Why do teens say, ‘Fax, No Printer’?

Is your teen saying, “Fax, no printer?” Yeah, it has nothing to do with old-school technology.

According to a glossary published by Later.com, “Fax, no printer” is another way of saying “Truth.” As the website states, “When someone says ‘fax,’ they are essentially saying, ‘I agree with what you just said, and it’s so true that I would transmit it via fax without needing to print it out.’” The phrase, “No printer” drives the initial statement home.

“‘Fax, no printer’ is more a play on words ... than a cognizant recognition of old media technology,” Benjamin Burroughs, an associate professor of emerging media at the University of Nevada, Las Vegas, tells TODAY.com. “Many kids have no understanding of what a fax machine is.”

Burroughs adds: “The word ‘fax’ sounds like ‘facts’ so if you want to affirm what someone says, you’d say, ‘Facts.’ It’s very similar to ‘No cap’ which means, ‘No lie.’”

Kelly Elizabeth Wright, a postdoctoral research fellow in language sciences at Virginia Tech, tells TODAY.com:

“It follows from similar youth-aligned usage, such as ‘I’m picking up what you’re putting down’ and ‘say less,’ giving us a window into the long time tradition of publicly and jovially hyping up those with whom we align.”

Wright says inspiration for the slang is older than a fax machine itself.

“The use of ‘fax’ as a fun phonetic play on ‘facts’ dates back to at least 1837, as documented by the Oxford English Dictionary,” Wright tells TODAY.com. “It seems that ‘fax, no printer’ is just the latest development in metaphorical, figurative, and playful usage of this sound-symbol coincidence.”

Wright adds, “In more contemporary interpretations, ‘fax’ for ‘facts’ is variously attributed to youth language, Black vernaculars, and New York varieties of English.”

Wright traces “Fax, no printer” to the 2014 song “Post To Be” by Omarion and Chris Brown with the lyrics, “And that’s fax, no printer.”

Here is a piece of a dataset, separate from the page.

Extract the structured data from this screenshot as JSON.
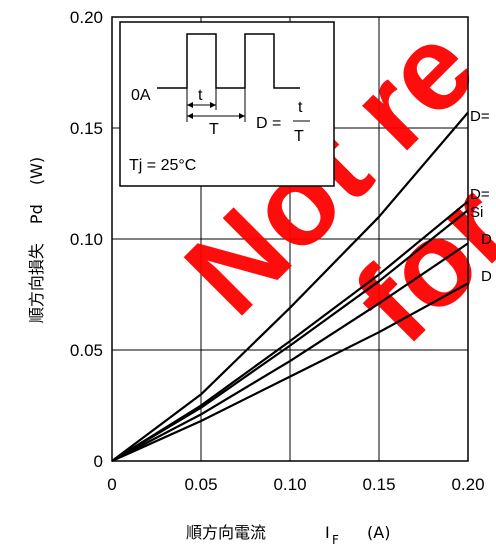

“The phrase itself is likely a bit older than that because many of these terms are used in small communities or across specific demographics (like younger people) before being taken up by mass media,” she says.

There’s more to “Fax, no printer.”

According to Know Your Meme, TikTok creator @Briaalanaa stated “Copy, no translate” in a 2021 video: “Hey yo! The person that sent you this wants you to know … no cap, fax, no printer. Copy, no translate.”

"Once you’ve played out ‘fax’ and ‘fax, no printer’ you need something else that adds value to the conversation,” explains Burroughs. “New iterations always pop up.”

Do kids want their parents to understand their lingo?

“There’s a bit of gate-keeping with parents and teachers and wanting to maintain an insider ‘wink-wink’ identity,” says Burroughs. “It’s exciting to produce new ways of relating and communicating, but it’s disconcerting to parents when they don’t understand what kids are saying.”